We have written extensively here at Legal Schnauzer about malicious prosecution because it has played a major role in my legal headaches. Malicious prosecution is considered a "disfavored tort," and here is what Alabama law says about it:
Malicious-prosecution actions are disfavored in the law. Cutts v. American United Life Ins. Co., 505 So. 2d 1211, 1214 (Ala. 1987). Our Supreme Court has stated: "One of the reasons for this rule is that public policy requires that all persons shall resort freely to the courts for redress of wrongs and to enforce their rights, and that this may be done without the peril of a suit for damages in the event of an unfavorable judgment by jury or judge."

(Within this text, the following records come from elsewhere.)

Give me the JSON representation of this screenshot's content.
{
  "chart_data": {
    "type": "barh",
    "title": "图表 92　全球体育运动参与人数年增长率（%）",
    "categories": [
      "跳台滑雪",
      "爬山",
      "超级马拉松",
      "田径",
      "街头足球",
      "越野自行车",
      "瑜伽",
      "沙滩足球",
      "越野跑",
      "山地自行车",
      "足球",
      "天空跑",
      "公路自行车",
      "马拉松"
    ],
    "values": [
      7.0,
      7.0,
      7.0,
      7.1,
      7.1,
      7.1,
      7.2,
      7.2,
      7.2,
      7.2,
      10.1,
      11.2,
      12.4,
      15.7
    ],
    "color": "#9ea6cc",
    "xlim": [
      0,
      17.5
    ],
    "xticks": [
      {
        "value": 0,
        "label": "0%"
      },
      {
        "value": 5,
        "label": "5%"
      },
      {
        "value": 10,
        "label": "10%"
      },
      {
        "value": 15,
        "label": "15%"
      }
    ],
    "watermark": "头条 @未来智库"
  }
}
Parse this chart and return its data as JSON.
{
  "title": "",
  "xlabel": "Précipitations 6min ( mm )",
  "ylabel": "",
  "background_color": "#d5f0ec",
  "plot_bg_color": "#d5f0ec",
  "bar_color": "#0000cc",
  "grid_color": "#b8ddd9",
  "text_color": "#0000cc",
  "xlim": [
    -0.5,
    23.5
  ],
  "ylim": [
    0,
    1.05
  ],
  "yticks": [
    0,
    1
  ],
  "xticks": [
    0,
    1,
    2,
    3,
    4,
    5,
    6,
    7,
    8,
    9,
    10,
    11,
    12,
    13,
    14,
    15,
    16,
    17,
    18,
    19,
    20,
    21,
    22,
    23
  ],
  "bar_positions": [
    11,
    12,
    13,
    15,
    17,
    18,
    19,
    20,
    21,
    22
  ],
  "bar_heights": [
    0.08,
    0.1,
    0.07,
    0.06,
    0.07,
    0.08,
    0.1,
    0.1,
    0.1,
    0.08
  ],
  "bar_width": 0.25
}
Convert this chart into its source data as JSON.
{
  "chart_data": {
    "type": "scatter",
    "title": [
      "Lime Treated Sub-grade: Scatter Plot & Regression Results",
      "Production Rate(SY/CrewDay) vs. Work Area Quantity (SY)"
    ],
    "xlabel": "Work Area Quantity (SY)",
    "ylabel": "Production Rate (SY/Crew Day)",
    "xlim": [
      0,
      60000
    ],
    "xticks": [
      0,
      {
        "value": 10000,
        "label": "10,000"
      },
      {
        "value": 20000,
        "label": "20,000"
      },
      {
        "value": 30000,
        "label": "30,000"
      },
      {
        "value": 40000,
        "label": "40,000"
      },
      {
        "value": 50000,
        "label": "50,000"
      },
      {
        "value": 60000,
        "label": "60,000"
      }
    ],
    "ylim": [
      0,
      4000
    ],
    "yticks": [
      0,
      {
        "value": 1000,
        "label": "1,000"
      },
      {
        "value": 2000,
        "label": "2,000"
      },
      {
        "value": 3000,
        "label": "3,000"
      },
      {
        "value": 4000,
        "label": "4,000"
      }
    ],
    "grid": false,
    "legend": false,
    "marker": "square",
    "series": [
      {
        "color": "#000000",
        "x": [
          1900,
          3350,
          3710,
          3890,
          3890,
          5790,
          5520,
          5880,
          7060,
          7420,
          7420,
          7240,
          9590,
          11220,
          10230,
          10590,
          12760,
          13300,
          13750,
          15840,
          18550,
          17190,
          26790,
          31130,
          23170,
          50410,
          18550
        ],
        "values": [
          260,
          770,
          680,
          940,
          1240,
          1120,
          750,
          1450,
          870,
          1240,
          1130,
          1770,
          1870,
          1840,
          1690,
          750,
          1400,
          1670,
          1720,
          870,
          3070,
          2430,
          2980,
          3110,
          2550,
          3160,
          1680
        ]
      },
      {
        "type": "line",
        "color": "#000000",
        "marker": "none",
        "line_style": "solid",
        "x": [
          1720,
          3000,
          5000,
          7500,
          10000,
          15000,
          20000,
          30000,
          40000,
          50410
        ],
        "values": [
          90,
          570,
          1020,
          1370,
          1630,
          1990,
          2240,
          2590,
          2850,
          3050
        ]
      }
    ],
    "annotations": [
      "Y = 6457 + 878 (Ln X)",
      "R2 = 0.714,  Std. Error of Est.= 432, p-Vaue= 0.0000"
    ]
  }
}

In the hands of a corrupt attorney, such as William E. Swatek of Alabama, malicious prosecution can be used as a club to victimize someone who probably has been victimized at least once already. That's what happened to me.
Swatek's client, our troublesome neighbor Mike McGarity, admitted in a criminal case that he had trespassed on our property. The judge decided to ignore the facts and law in the case, giving McGarity multiple warnings about staying off our property but acquitting him of the criminal charge. One of the prerequisites for a malicious prosecution claim is that a prior case (criminal or civil) must have ended in your favor. The acquittal allowed McGarity to turn around and sue me, even though I had both probable cause and actual cause (he confessed!) for bringing the criminal complaint.
An honest judge would have booted McGarity's lawsuit in a heartbeat. But we don't have honest judges in Shelby County, Alabama, so I had to wind up fighting the bogus case for years, costing us (and Alabama taxpayers) thousands of dollars.
Paul Benton Weeks is showing in Missouri that malicious prosecution does have a legitimate, but limited, place in the law. Essentially, the tort has one purpose: To punish those who would abuse the legal process by filing baseless claims for "vexatious" reasons.
A Missouri appellate court has ruled that Ehrhardt had grounds to claim malicious prosecution as a result of Herschend's defamation lawsuit against him.
Sarah Palin and her attorney might want to pay attention.